Gender-confirming surgeries are finally accessible in New Brunswick, four months after coverage has been approved.
New Brunswick was the last province to cover these surgeries, and after a long wait and much uncertainty, Fredericton students Olivier Hébert and Reid Lodge are finally able to get the surgeries that will make them more comfortable in their own bodies.
Hébert, a St. Thomas University student and co-chair of the Queer and Allied People Society, said this surgery isn’t really distinct from other surgeries people need because it will “have a longstanding benefit to my ability to live a good life. Just like anyone else going into surgery.”
Lodge is an English Master’s student at the University of New Brunswick. He has been an active member of the gender minorities community since the approval of this coverage. He said he was “waiting for either $12 thousand dollars to fall in my lap or for the government to put coverage in place.”
Hébert thought it would take about nine to 10 months before anything came of it. Now, both Hébert and Lodge are working with their doctors to have top surgery, a chest masculinization surgery, through New Brunswick Medicare.
“It’s a big step in the right direction,” said Hébert.
Lodge has been raising money for top surgery since March of 2015. He raised about half the money he’d need. Now that the surgery is covered, he will donate this to the Imprint Youth Association. This association, run by Lodge and St. Thomas professor Erin Fredericks, is trying to promote education on gender minority groups and reflect the needs of LGTBQ youth in Fredericton.
The cost of gender-confirming surgery depends on which surgery one is getting and the surgeon. The province covers the surgical cost of eight gender-confirming surgeries. The money that Lodge and Hébert would’ve had to raise for top surgery, before the coverage, ranged from $10,000 to $12,000.
These figures do not include recovery time, travel expenses or local accommodations after surgery. With this coverage, only the surgical cost and hospital stay for one night is covered. The coverage is too new to know whether the expertise exists for surgeries to occur within the province.
Bailey McLaughlin, a St. Thomas student, explained how valuable this surgery coverage is for everyone outside of the transgender community as well.

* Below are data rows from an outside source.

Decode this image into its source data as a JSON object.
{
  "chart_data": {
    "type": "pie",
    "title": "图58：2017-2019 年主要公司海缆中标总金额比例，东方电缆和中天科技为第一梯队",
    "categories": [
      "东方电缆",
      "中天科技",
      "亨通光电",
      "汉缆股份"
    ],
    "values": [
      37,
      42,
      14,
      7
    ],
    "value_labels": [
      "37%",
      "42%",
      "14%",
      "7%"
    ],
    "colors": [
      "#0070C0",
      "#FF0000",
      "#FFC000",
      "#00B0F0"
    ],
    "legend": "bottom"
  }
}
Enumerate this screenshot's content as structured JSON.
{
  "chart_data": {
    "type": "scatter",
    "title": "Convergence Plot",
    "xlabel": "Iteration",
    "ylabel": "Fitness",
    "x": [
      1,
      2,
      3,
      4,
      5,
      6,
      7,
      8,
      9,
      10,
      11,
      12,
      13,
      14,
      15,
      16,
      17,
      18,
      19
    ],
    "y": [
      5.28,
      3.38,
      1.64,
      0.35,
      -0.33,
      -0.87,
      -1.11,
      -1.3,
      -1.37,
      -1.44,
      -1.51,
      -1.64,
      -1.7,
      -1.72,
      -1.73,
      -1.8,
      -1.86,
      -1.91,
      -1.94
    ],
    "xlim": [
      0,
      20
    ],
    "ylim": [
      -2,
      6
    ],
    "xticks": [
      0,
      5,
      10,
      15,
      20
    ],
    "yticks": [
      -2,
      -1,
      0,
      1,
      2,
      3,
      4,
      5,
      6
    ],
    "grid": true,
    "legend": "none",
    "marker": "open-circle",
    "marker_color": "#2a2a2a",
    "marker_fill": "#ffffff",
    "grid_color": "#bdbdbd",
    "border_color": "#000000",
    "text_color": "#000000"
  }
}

“I know I couldn’t afford that kind of care if it was me,” said McLaughlin. “So it is nice to know that I – or even people that I love, or children in the future if I do decide to have them – have these kind of options.”
“[This coverage is] an acknowledgement that New Brunswick actually recognizes that these people are here and need help,” Lodge said.
Although it is a big step, Hébert said there are other issues to be solved.
The withstanding issue in gender-confirming surgery in New Brunswick is that there are more surgeries covered for transgender men (female to male) than for transgender women (male to female).
“I think we still have to push for the idea of covering everything. I don’t think that covering half of the procedures that a person might need is enough,” said Lodge.
The Government of New Brunswick website has a page outlining some of the details of gender-confirming surgery coverage in the province.
For all transgender people ‘bottom surgery’ is covered, or vaginoplasty for transwomen and vaginosectomy and related procedures for transmen.
For transmen, top surgery, also called mastectomy (where breasts are surgically removed), is covered. For all transgender people “travel, accommodation or medications prescribed outside of hospital, voice and communication training” are not covered.
For transmen, the only other aspect of surgery that is not covered is pectoral implants. For transwomen breast augmentation (implants), facial feminization surgery and hair removal is not covered.
For those seeking this coverage Lodge explains there are other barriers as well.
“It’s really hard for them to find resources to know what to do … there’s no step by step sort of process that you can just google that Government of New Brunswick page. That’s all of the information that exists,” said Lodge. “We need to get into the schools.”
He explains the value of gender minority education because students are not getting information about different kinds of identities at an early enough age. This leads to tension between those who are a gender minority and those who are not.
However, Lodge and Hébert know there will always be people who do not agree with this surgery.
To these people Hébert says, “the fact that two people are getting married doesn’t affect you in any meaningful way and neither does me getting my boobs chopped off.”
Lodge explains there are many procedures that are covered that he does not really agree with. However, those people have the right to health care whether he likes their choices or not.
“It’s no different for this one. Some people are against lung transplants for people who have been smoking for forty years and I don’t see that as a different issue than trans-surgeries.”